Stay with Me (Wait for You, #3)(102)



I needed time to think about this.

He sighed. “Calla . . .”

Shaking my head, I backed away. “I really need to get back on the floor.”

When I turned away this time, Jax didn’t stop me. I walked back out onto the floor and it took everything in my power not to jump on the back of Aimee’s luminous blond head like a rabid spider monkey.

Yeah, I was jealous.

I was also human.

Jase and Cam were over with the girls, and Brock was with them. Katie was nowhere to be seen and I wondered if Teresa was going to be looking into a new profession. I wanted to chat with them, but when I saw Pearl, she looked like the rabid spider money.

Sending Pearl an apologetic look, I started working tables and running orders from the kitchen out to the floor. Before long, my brain was empty with the exception of drink and food orders, and that was perfect. Even though I needed time to think about what had happened, I didn’t want to think about it then.

I’d just ran an order of fries smothered in cheese and crab meat—what I planned on gorging myself on during break—to a table along the wall near the door, when I turned to head toward the cluster of round tables circling the pool tables and felt a hand curve around my arm, just above my elbow, and then there was a voice I didn’t recognize, right in my ear.

“Cause a scene, and I’m going to light this place up.”

Every molecule in my body turned to ice as I froze. The only thing that moved was my pounding heart.

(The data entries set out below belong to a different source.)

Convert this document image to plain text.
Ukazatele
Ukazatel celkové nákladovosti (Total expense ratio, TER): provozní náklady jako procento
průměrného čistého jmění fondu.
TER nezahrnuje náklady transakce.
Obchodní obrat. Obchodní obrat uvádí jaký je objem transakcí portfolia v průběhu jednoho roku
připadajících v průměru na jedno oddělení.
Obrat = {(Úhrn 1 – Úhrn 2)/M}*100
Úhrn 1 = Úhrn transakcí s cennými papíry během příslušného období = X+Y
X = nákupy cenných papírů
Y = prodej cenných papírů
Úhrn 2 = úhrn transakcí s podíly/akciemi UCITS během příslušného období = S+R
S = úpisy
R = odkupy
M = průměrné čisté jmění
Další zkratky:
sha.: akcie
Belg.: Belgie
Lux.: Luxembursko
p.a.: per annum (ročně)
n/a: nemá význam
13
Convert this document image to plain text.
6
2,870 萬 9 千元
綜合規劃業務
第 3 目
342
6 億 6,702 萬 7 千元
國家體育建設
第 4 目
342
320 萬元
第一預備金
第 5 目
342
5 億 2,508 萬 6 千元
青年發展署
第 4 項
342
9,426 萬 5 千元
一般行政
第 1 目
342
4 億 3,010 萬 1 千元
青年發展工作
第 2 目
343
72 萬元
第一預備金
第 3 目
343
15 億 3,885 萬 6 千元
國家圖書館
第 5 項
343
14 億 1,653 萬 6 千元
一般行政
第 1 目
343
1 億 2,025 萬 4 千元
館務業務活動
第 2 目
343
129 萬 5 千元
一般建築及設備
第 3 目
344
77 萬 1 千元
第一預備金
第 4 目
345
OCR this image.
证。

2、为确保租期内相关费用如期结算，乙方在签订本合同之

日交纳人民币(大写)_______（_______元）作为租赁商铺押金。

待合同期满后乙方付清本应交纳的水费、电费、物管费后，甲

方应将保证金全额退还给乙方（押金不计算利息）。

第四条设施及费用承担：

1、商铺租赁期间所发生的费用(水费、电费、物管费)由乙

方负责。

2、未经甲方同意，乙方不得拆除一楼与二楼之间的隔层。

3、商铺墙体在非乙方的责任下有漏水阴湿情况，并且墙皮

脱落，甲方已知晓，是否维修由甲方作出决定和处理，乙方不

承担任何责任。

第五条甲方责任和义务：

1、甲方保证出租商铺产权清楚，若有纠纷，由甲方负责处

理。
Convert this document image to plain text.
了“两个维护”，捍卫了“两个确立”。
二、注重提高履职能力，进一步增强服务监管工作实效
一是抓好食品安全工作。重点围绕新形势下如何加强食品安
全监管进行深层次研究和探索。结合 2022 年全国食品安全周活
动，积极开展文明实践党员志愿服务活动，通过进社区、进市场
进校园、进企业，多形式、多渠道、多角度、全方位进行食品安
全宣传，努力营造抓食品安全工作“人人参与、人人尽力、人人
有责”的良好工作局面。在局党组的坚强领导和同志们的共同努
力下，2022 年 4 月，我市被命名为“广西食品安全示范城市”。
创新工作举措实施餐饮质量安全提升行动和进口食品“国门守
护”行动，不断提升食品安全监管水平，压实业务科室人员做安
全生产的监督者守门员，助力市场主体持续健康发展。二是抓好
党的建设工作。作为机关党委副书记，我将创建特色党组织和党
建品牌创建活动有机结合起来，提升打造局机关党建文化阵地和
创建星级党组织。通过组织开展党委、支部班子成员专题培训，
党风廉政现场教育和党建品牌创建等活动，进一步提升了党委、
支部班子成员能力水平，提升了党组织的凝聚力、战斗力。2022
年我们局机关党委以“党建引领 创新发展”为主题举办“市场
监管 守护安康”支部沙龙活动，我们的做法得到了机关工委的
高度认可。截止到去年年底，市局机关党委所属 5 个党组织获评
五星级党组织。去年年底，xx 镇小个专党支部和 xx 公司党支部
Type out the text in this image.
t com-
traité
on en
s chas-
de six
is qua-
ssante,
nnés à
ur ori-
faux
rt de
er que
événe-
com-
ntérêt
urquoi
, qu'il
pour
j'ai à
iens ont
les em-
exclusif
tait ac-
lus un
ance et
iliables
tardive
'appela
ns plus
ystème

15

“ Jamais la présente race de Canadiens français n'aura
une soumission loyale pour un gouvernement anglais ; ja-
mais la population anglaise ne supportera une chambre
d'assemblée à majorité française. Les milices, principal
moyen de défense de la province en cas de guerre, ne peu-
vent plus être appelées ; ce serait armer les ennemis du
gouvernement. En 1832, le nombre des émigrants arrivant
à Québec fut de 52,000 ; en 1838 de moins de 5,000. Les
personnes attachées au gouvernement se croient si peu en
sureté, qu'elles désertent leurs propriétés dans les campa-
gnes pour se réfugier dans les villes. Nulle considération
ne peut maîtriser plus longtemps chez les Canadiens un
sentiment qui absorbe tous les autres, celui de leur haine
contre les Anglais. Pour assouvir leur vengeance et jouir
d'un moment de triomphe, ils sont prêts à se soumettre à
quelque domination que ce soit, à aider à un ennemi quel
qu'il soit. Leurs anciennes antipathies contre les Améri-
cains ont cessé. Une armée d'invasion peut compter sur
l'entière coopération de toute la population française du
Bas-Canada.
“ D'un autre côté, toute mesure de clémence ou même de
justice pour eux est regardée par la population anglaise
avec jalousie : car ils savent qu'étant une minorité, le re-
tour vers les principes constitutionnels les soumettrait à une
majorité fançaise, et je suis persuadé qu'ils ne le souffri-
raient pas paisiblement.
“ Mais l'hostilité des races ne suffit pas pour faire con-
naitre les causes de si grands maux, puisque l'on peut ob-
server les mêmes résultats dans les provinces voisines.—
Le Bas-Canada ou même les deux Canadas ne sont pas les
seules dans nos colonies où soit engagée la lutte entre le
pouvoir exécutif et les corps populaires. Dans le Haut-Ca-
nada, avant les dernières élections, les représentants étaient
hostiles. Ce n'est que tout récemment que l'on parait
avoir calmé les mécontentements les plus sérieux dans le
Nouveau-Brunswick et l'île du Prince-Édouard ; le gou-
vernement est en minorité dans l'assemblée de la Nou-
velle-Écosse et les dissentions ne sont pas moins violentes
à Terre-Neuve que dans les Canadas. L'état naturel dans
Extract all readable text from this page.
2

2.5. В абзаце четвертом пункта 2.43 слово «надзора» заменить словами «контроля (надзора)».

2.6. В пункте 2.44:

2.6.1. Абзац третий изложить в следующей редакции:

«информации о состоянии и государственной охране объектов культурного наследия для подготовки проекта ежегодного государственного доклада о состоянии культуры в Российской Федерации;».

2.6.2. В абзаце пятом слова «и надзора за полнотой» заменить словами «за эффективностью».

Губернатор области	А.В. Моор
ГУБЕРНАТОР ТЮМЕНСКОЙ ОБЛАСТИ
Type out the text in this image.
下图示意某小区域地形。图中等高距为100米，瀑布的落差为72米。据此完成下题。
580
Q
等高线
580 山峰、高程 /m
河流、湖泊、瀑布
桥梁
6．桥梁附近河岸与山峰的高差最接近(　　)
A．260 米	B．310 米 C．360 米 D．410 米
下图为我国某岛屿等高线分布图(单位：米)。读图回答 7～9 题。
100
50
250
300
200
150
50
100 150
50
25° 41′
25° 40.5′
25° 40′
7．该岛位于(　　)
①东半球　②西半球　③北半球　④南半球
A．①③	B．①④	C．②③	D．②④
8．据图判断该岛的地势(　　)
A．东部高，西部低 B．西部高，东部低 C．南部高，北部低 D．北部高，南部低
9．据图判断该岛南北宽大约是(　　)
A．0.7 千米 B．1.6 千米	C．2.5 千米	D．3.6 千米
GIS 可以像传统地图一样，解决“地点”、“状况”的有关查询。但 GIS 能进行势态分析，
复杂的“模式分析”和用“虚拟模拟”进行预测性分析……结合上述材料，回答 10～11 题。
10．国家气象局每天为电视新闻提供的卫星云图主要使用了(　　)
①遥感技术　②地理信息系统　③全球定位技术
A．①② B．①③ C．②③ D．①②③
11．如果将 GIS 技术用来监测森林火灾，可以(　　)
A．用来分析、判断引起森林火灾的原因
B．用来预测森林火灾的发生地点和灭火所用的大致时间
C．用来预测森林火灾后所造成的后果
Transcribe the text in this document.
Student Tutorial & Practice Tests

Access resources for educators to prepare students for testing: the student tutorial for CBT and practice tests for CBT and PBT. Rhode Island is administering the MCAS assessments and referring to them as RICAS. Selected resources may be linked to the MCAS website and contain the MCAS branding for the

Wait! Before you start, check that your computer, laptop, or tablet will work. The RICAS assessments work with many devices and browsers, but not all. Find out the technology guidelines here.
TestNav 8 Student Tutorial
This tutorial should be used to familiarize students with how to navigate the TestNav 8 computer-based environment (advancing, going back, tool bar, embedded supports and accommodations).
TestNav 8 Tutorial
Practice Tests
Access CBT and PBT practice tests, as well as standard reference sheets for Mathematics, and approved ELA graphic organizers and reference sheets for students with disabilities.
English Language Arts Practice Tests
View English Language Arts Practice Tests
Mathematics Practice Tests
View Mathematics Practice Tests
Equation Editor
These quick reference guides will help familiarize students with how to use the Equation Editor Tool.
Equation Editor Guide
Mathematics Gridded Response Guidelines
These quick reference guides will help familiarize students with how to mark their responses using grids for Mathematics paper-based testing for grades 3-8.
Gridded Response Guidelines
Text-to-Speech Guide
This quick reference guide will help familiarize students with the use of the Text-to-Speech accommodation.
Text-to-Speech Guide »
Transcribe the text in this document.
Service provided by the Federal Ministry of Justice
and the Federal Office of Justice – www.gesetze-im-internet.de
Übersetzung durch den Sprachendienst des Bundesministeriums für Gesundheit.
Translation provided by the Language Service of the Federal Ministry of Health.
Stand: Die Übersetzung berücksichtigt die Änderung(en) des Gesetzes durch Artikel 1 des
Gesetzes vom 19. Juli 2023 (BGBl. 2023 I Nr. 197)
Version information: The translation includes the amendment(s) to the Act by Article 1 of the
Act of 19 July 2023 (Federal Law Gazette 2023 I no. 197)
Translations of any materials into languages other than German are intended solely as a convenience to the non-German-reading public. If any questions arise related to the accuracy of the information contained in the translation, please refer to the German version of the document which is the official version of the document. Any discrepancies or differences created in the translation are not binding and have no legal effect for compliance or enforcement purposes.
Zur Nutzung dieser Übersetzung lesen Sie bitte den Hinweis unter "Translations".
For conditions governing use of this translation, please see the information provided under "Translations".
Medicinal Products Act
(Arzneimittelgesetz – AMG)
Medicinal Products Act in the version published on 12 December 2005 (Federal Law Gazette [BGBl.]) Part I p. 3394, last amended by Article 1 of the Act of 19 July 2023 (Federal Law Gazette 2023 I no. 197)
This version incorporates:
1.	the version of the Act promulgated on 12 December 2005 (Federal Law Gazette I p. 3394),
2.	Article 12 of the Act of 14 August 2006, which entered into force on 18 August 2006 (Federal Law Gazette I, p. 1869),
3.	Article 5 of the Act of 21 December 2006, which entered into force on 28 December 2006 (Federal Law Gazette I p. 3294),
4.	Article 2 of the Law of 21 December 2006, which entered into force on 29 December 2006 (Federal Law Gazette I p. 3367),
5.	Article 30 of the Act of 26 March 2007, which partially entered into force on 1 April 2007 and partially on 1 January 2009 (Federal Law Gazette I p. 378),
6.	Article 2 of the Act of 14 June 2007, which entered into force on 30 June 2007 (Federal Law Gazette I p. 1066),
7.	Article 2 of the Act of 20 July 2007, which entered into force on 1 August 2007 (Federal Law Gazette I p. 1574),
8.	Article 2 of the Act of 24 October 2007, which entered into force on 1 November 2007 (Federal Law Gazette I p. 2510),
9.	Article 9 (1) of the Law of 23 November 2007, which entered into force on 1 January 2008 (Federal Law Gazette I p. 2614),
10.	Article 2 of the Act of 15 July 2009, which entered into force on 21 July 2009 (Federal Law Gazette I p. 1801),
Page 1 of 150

“Good girl,” the man said, his hand tightening around my arm. “We’re going to walk right out of this bar. Behave and no one gets hurt. Got me?”

My mouth dried, and I jerked as I felt something press into my lower back. A gun? Shock blasted through my system, halting comprehension of what was going on. The man behind me started guiding me toward the door, and I imagined that to anyone around us, we looked like we knew each other. Well, other than what had to be a horrified look on my face, but we were at the door in seconds.

There was a crowd around the bar. Roxy and Nick and Jax were all serving drinks, and there were enough people that I couldn’t even see Aimee or my friends as the man reached around me and opened the door.

No one looked over.

No one stopped us.





Twenty-five


Kidnapped!

I was freaking being kidnapped!

This didn’t happen in real life. Maybe in books and in the movies, but not to real people.

But it was happening unless I was having a full-spectrum hallucination. My heart was working into cardiac territory as I was ushered around the side of Mona’s, toward the back parking lot, which butted up to trees, empty warehouses, and probably where people went to die.

The hand on my arm was harsh, biting into my skin, and I didn’t feel what I suspected had been a gun pressing into my back any longer. My legs were shaking so badly I was surprised I could walk or even stand, but then I saw the dark SUV parked near the Dumpsters, engine running.

The window rolled down on the driver’s side and from deep within the dark recesses, a voice boomed. “Hurry the f*ck up, Mo.”

Oh my God, there were two men, and there was a good chance I was going to end up like Rooster.

Every female in the world was taught to never let a kidnapper take you from whatever location you were originally at. That the risk of fighting back and getting an unexpected hole in your body was far less than allowing yourself to be taken to wherever.

That realization, something I’d learned ages ago, snapped me out of my shock.

I jerked forward, the movement catching my kidnapper off guard. He stumbled, but his grip tightened until I cried out. I twisted back toward him, catching a flash of an unfamiliar face. I opened my mouth to scream louder than I ever screamed in my entire life. I got a small shriek out before the man cursed, yanking on my arm fiercely. My back was suddenly pressed to his front and his hand smacked down on my mouth.

I smelled cigarettes and some kind of antibacterial hand sanitizer, and immediately panic rose as I tried to breathe through my nose, but I realized something important. With one hand on my mouth and his other arm clamped around my waist, that meant he wasn’t holding a gun or weapon unless he had a third arm.

So I bit down on his hand, biting down until I felt the skin pop. My stomach roiled, but I kept biting.

“Shit!” Mo exploded, jerking his hand away. I was free for a second and then spun out about a foot from him and twisted around so I was facing him. I saw him raise his hand and that was the only warning I had.

Pain burst along my jaw and mouth, and I stumbled back. Tiny starbursts exploded in my vision as the ache radiated down my neck.

“What the hell?” the guy in the SUV demanded, and then let out a string of curses.

“The bitch bit me!” Mo shouted back. “I’m f*cking bleeding.”

“You f*cking *. Jesus. Get her in the car and let’s—”

I didn’t hear the rest, because my blood pressure was through the roof, drowning out all sound, and I wheeled around and ran.

The flats I was wearing weren’t really conducive to booking it, but I ignored the pieces of gravel that dug through the thin soles. I ran toward the front of the building, letting out an ear-piercing scream that pitched high as I was slammed into from behind. I toppled forward, cracking my knees on the ground.

An arm circled my waist, hauling me up, and this wasn’t good. This was bad. So bad. Mo spun around, all but carrying me toward the SUV, which now had the driver’s door open.